​Excessive Current Draw From ECMs: Is Your ECM Draining Your Truck Batteries?

Fernando DeMoura
November 2018

My daily driver for the last 10 or so years has been a 99 F350 with a 7.3 and a 6-speed manual ZF6 transmission. A CD player, a couple dials, some toggle switches, a few extra gauges and a rubber floor are about all I’ve got inside the cab. I love the simplicity of this truck. The only thing I don’t like is when the snow starts to fall here in Pennsylvania the truck’s 7.3 HEUI engine gets hard to start. When it gets cold both the original 7.3 and the 2002 7.3 that I replaced it with need lots of fast cranking to build enough pressure in the high-pressure oil pump to fire an injector. I’m not always able to plug in my block heater and battery tender so the lower the current draw on my batteries the better my chances of getting it started.

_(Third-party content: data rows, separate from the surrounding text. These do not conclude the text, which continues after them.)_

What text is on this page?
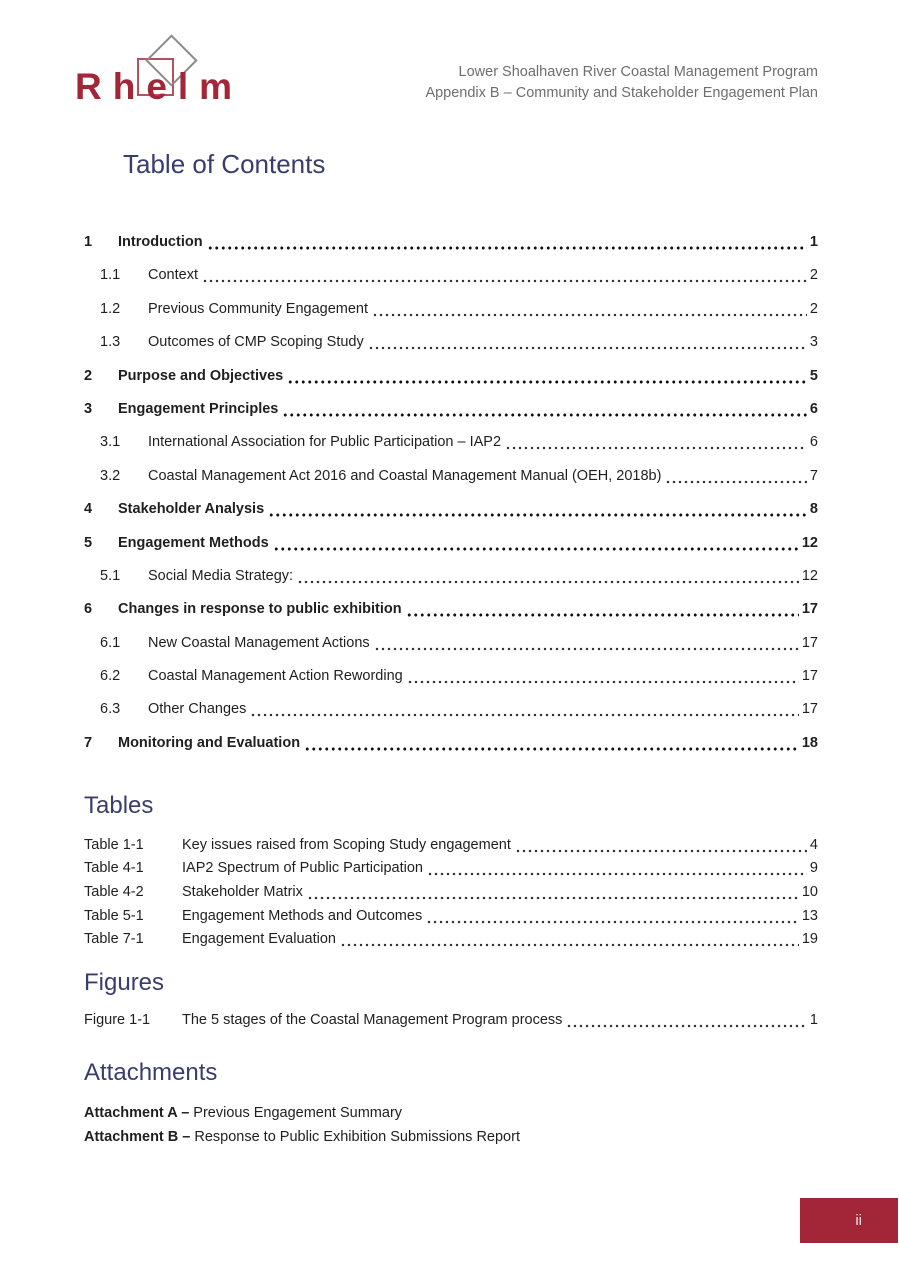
Rhelm	Lower Shoalhaven River Coastal Management Program
Appendix B – Community and Stakeholder Engagement Plan
Table of Contents
1	Introduction	1
1.1	Context	2
1.2	Previous Community Engagement	2
1.3	Outcomes of CMP Scoping Study	3
2	Purpose and Objectives	5
3	Engagement Principles	6
3.1	International Association for Public Participation – IAP2	6
3.2	Coastal Management Act 2016 and Coastal Management Manual (OEH, 2018b)	7
4	Stakeholder Analysis	8
5	Engagement Methods	12
5.1	Social Media Strategy:	12
6	Changes in response to public exhibition	17
6.1	New Coastal Management Actions	17
6.2	Coastal Management Action Rewording	17
6.3	Other Changes	17
7	Monitoring and Evaluation	18
Tables
Table 1-1	Key issues raised from Scoping Study engagement	4
Table 4-1	IAP2 Spectrum of Public Participation	9
Table 4-2	Stakeholder Matrix	10
Table 5-1	Engagement Methods and Outcomes	13
Table 7-1	Engagement Evaluation	19
Figures
Figure 1-1	The 5 stages of the Coastal Management Program process	1
Attachments
Attachment A – Previous Engagement Summary
Attachment B – Response to Public Exhibition Submissions Report
ii
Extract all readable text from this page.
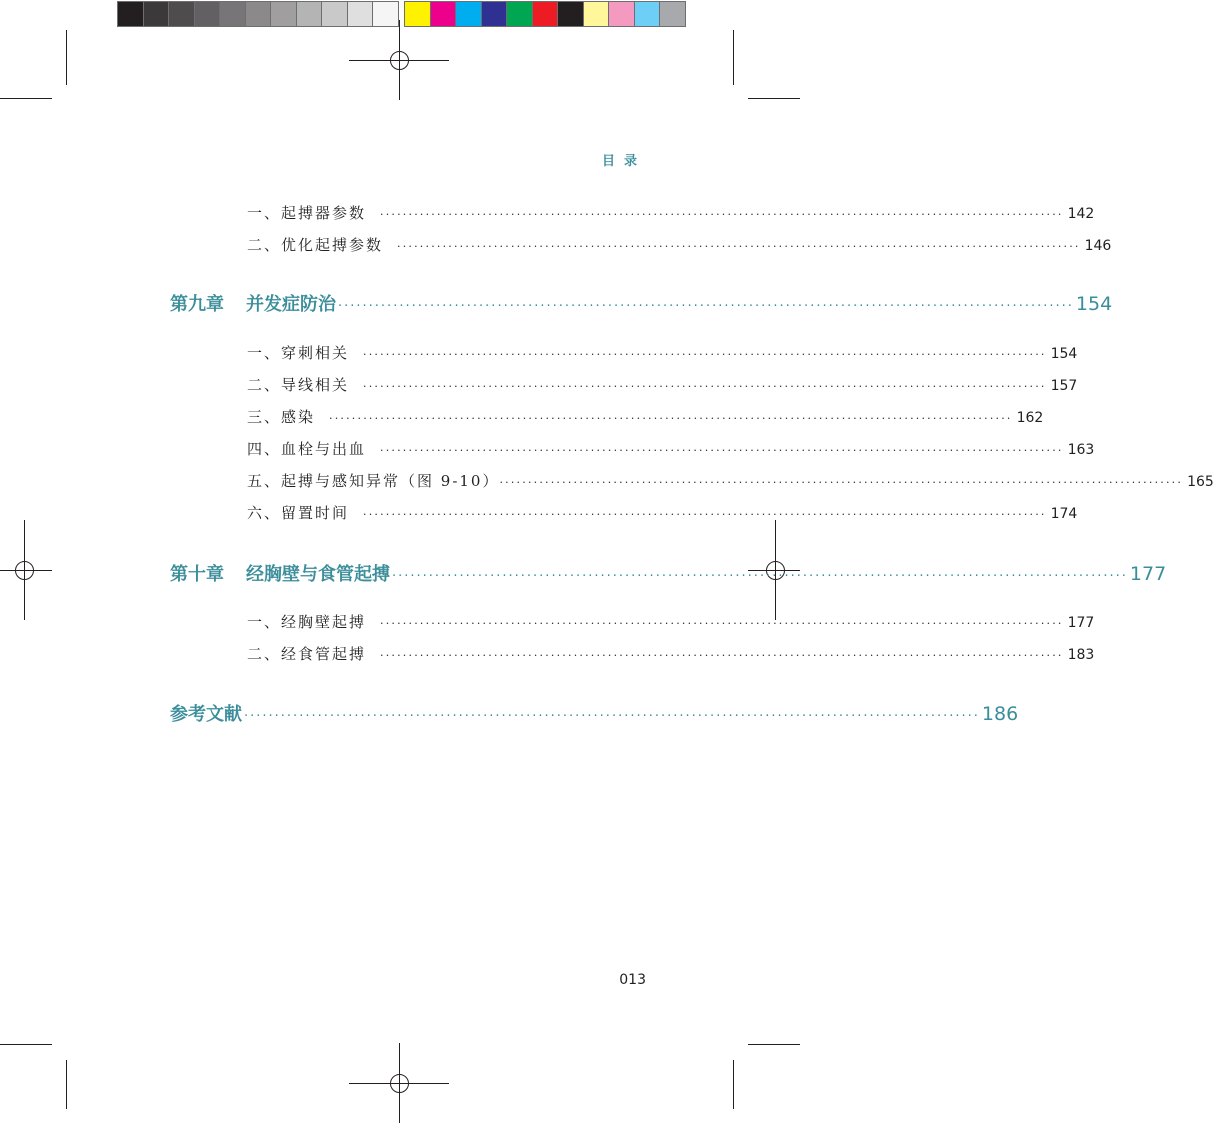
目录
一、起搏器参数 ························································································································ 142
二、优化起搏参数 ························································································································ 146
第九章 并发症防治 ························································································································ 154
一、穿刺相关 ························································································································ 154
二、导线相关 ························································································································ 157
三、感染 ························································································································ 162
四、血栓与出血 ························································································································ 163
五、起搏与感知异常（图 9-10） ························································································································ 165
六、留置时间 ························································································································ 174
第十章 经胸壁与食管起搏 ························································································································ 177
一、经胸壁起搏 ························································································································ 177
二、经食管起搏 ························································································································ 183
参考文献 ························································································································ 186
013
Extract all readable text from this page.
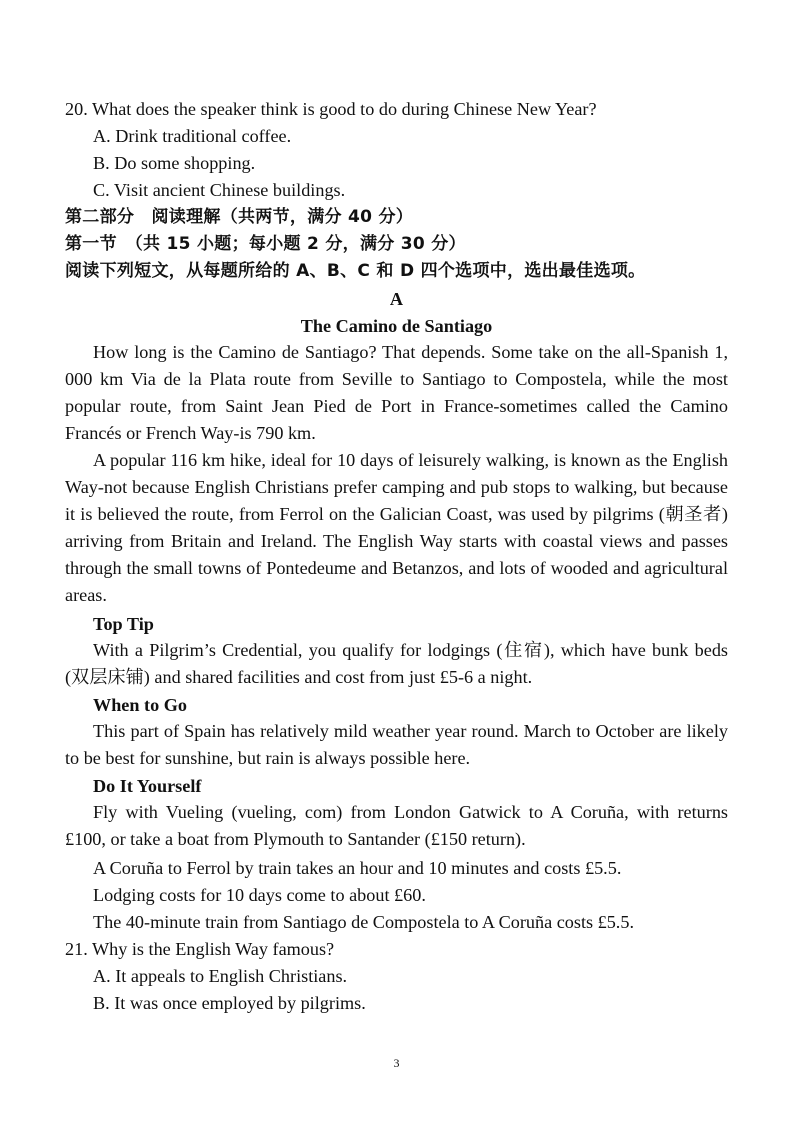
20. What does the speaker think is good to do during Chinese New Year?
A. Drink traditional coffee.
B. Do some shopping.
C. Visit ancient Chinese buildings.
第二部分　阅读理解（共两节，满分 40 分）
第一节　（共 15 小题；每小题 2 分，满分 30 分）
阅读下列短文，从每题所给的 A、B、C 和 D 四个选项中，选出最佳选项。
A
The Camino de Santiago

How long is the Camino de Santiago? That depends. Some take on the all-Spanish 1, 000 km Via de la Plata route from Seville to Santiago to Compostela, while the most popular route, from Saint Jean Pied de Port in France-sometimes called the Camino Francés or French Way-is 790 km.

A popular 116 km hike, ideal for 10 days of leisurely walking, is known as the English Way-not because English Christians prefer camping and pub stops to walking, but because it is believed the route, from Ferrol on the Galician Coast, was used by pilgrims (朝圣者) arriving from Britain and Ireland. The English Way starts with coastal views and passes through the small towns of Pontedeume and Betanzos, and lots of wooded and agricultural areas.

Top Tip

With a Pilgrim’s Credential, you qualify for lodgings (住宿), which have bunk beds (双层床铺) and shared facilities and cost from just £5-6 a night.

When to Go

This part of Spain has relatively mild weather year round. March to October are likely to be best for sunshine, but rain is always possible here.

Do It Yourself

Fly with Vueling (vueling, com) from London Gatwick to A Coruña, with returns £100, or take a boat from Plymouth to Santander (£150 return).

A Coruña to Ferrol by train takes an hour and 10 minutes and costs £5.5.
Lodging costs for 10 days come to about £60.
The 40-minute train from Santiago de Compostela to A Coruña costs £5.5.
21. Why is the English Way famous?
A. It appeals to English Christians.
B. It was once employed by pilgrims.
3
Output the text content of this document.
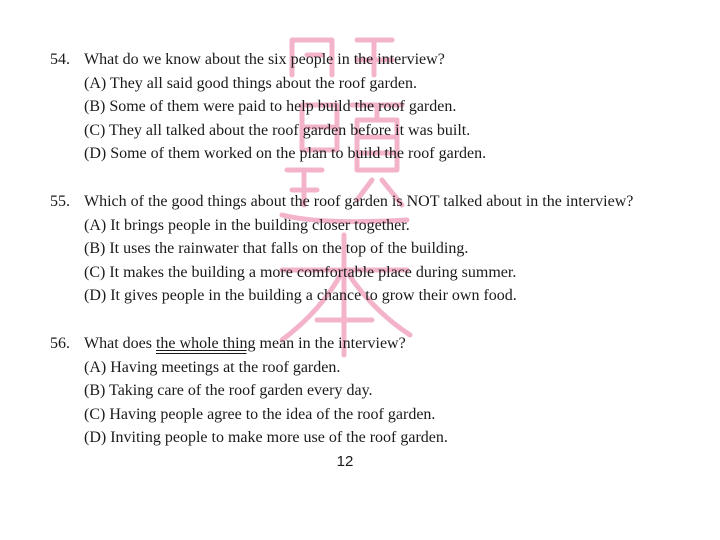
54. What do we know about the six people in the interview?
(A) They all said good things about the roof garden.
(B) Some of them were paid to help build the roof garden.
(C) They all talked about the roof garden before it was built.
(D) Some of them worked on the plan to build the roof garden.
55. Which of the good things about the roof garden is NOT talked about in the interview?
(A) It brings people in the building closer together.
(B) It uses the rainwater that falls on the top of the building.
(C) It makes the building a more comfortable place during summer.
(D) It gives people in the building a chance to grow their own food.
56. What does the whole thing mean in the interview?
(A) Having meetings at the roof garden.
(B) Taking care of the roof garden every day.
(C) Having people agree to the idea of the roof garden.
(D) Inviting people to make more use of the roof garden.
12
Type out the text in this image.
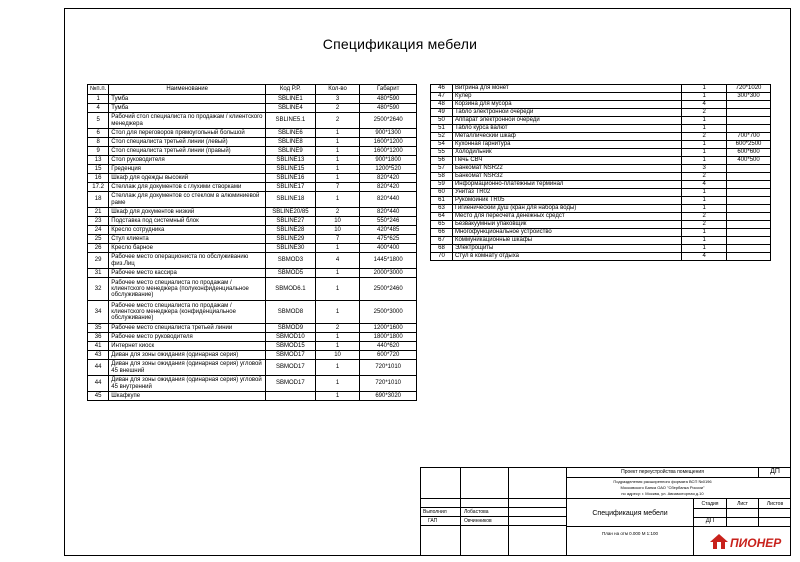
Спецификация мебели
№п.п.	Наименование	Код Р.Р.	Кол-во	Габарит
1	Тумба	SBLINE1	3	480*590
4	Тумба	SBLINE4	2	480*590
5	Рабочий стол специалиста по продажам / клиентского менеджера	SBLINE5.1	2	2500*2640
6	Стол для переговоров прямоугольный большой	SBLINE6	1	900*1300
8	Стол специалиста третьей линии (левый)	SBLINE8	1	1600*1200
9	Стол специалиста третьей линии (правый)	SBLINE9	1	1600*1200
13	Стол руководителя	SBLINE13	1	900*1800
15	Греденция	SBLINE15	1	1200*520
16	Шкаф для одежды высокий	SBLINE16	1	820*420
17.2	Стеллаж для документов с глухими створками	SBLINE17	7	820*420
18	Стеллаж для документов со стеклом в алюминиевой раме	SBLINE18	1	820*440
21	Шкаф для документов низкий	SBLINE20/85	2	820*440
23	Подставка под системный блок	SBLINE27	10	550*246
24	Кресло сотрудника	SBLINE28	10	420*485
25	Стул клиента	SBLINE29	7	475*625
26	Кресло барное	SBLINE30	1	400*400
29	Рабочее место операциониста по обслуживанию физ.Лиц	SBMOD3	4	1445*1800
31	Рабочее место кассира	SBMOD5	1	2000*3000
32	Рабочее место специалиста по продажам / клиентского менеджера (полуконфиденциальное обслуживание)	SBMOD6.1	1	2500*2460
34	Рабочее место специалиста по продажам / клиентского менеджера (конфиденциальное обслуживание)	SBMOD8	1	2500*3000
35	Рабочее место специалиста третьей линии	SBMOD9	2	1200*1600
36	Рабочее место руководителя	SBMOD10	1	1800*1800
41	Интернет киоск	SBMOD15	1	440*620
43	Диван для зоны ожидания (одинарная серия)	SBMOD17	10	600*720
44	Диван для зоны ожидания (одинарная серия) угловой 45 внешний	SBMOD17	1	720*1010
44	Диван для зоны ожидания (одинарная серия) угловой 45 внутренний	SBMOD17	1	720*1010
45	Шкафкупе		1	690*3020
46	Витрина для монет	1	720*1020
47	Кулер	1	300*300
48	Корзина для мусора	4	
49	Табло электронной очереди	2	
50	Аппарат электронной очереди	1	
51	Табло курса валют	1	
52	Металлический шкаф	2	700*700
54	Кухонная гарнитура	1	600*2500
55	Холодильник	1	600*600
56	Печь СВЧ	1	400*500
57	Банкомат NSR22	3	
58	Банкомат NSR32	2	
59	Информационно-платёжный терминал	4	
60	Унитаз TR02	1	
61	Рукомойник TR05	1	
63	Гигиенический душ (кран для набора воды)	1	
64	Место для пересчета денежных средст	2	
65	Безвакуумный упаковщик	2	
66	Многофункциональное устройство	1	
67	Коммуникационные шкафы	1	
68	Электрощиты	1	
70	Стул в комнату отдыха	4	
Проект переустройства помещения	ДП
Подразделения расширенного формата ВСП №0196
Московского Банка ОАО "Сбербанка России"
по адресу: г. Москва, ул. Авиамоторная д.10
Выполнил	Лобастова
ГАП	Овчинников
Спецификация мебели
Стадия	Лист	Листов
ДП
План на отм 0.000 М 1:100
ПИОНЕР
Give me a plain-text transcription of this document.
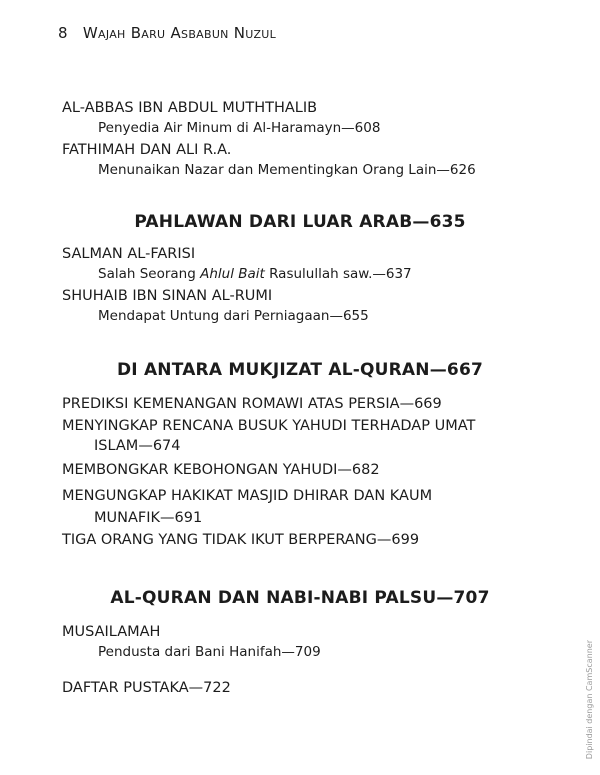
8 Wajah Baru Asbabun Nuzul
AL-ABBAS IBN ABDUL MUTHTHALIB
Penyedia Air Minum di Al-Haramayn—608
FATHIMAH DAN ALI R.A.
Menunaikan Nazar dan Mementingkan Orang Lain—626
PAHLAWAN DARI LUAR ARAB—635
SALMAN AL-FARISI
Salah Seorang Ahlul Bait Rasulullah saw.—637
SHUHAIB IBN SINAN AL-RUMI
Mendapat Untung dari Perniagaan—655
DI ANTARA MUKJIZAT AL-QURAN—667
PREDIKSI KEMENANGAN ROMAWI ATAS PERSIA—669
MENYINGKAP RENCANA BUSUK YAHUDI TERHADAP UMAT
ISLAM—674
MEMBONGKAR KEBOHONGAN YAHUDI—682
MENGUNGKAP HAKIKAT MASJID DHIRAR DAN KAUM
MUNAFIK—691
TIGA ORANG YANG TIDAK IKUT BERPERANG—699
AL-QURAN DAN NABI-NABI PALSU—707
MUSAILAMAH
Pendusta dari Bani Hanifah—709
DAFTAR PUSTAKA—722	Dipindai dengan CamScanner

I take current draw into consideration when evaluating the condition of a DDEC. Part of my quality control process involves not only testing the injectors, jakes, fan, the cruise, and the sensors for functionality but logging the DDECs current draw while it’s happening. When DDEC owners ask me to check how much current their ECMs are drawing I can tell them down to the milliamp.

Excessive current draw in DDECs didn’t used to be all that common but recently I’ve been seeing more of it. I get plenty of work from owners who’ve recently bought DDECs from eBay stores and rebuilders who don’t use quality testing equipment. I know how they’re testing these boxes because years ago I used to test ECMs the same way. The first ECM bench harness I ever used was powered by a 12-volt battery charger. One of the senior guys at the company I was working for at the time said, “That’s dirty power”. He was right. A battery charger is for charging batteries not powering ECMs. It wasn’t until I invested in precise, laboratory grade equipment that I was able to see imperfections that the other guys couldn’t. Operators who run their trucks every day might not notice a minor current draw problem. Slow cranking speed and short starting battery life might be the only symptoms. For RV owners and trucks in farming industries who only run a few times a year excessive current draw becomes a no start problem unless a battery tender or a cutoff switch is used. Battery cutoff switches are fine if you have a DDEC III but if you have a DDEC IV you’ll be exchanging one problem for another. When a battery cutoff switch is used with a DDEC IV the ECM switches over to its internal battery to keep the data stored in the memory intact. This shortens the ECM battery life.

Here are two DDECs both being tested with the key off. One is drawing 0.0226 amps. It would take this DDEC over a year to draw down a full battery bank. The other DDEC is drawing almost 20 amps. Electricity, just like fuel, makes heat when it’s consumed. The faster electricity is consumed the more heat. This box is getting hot. A shot from my thermal imaging camera shows a damaged ribbon cable as the cause. You don’t see photos like this very often from ECM rebuilders because laboratory grade equipment is expensive and battery charger powered harnesses aren’t. I look at things a little differently. DDECs are expensive, breakdowns are expensive, and if there is a piece of equipment I can buy that improves my ability to find defects in ECMs I’ll buy it.

Written Fernando DeMoura, Diesel Control Service.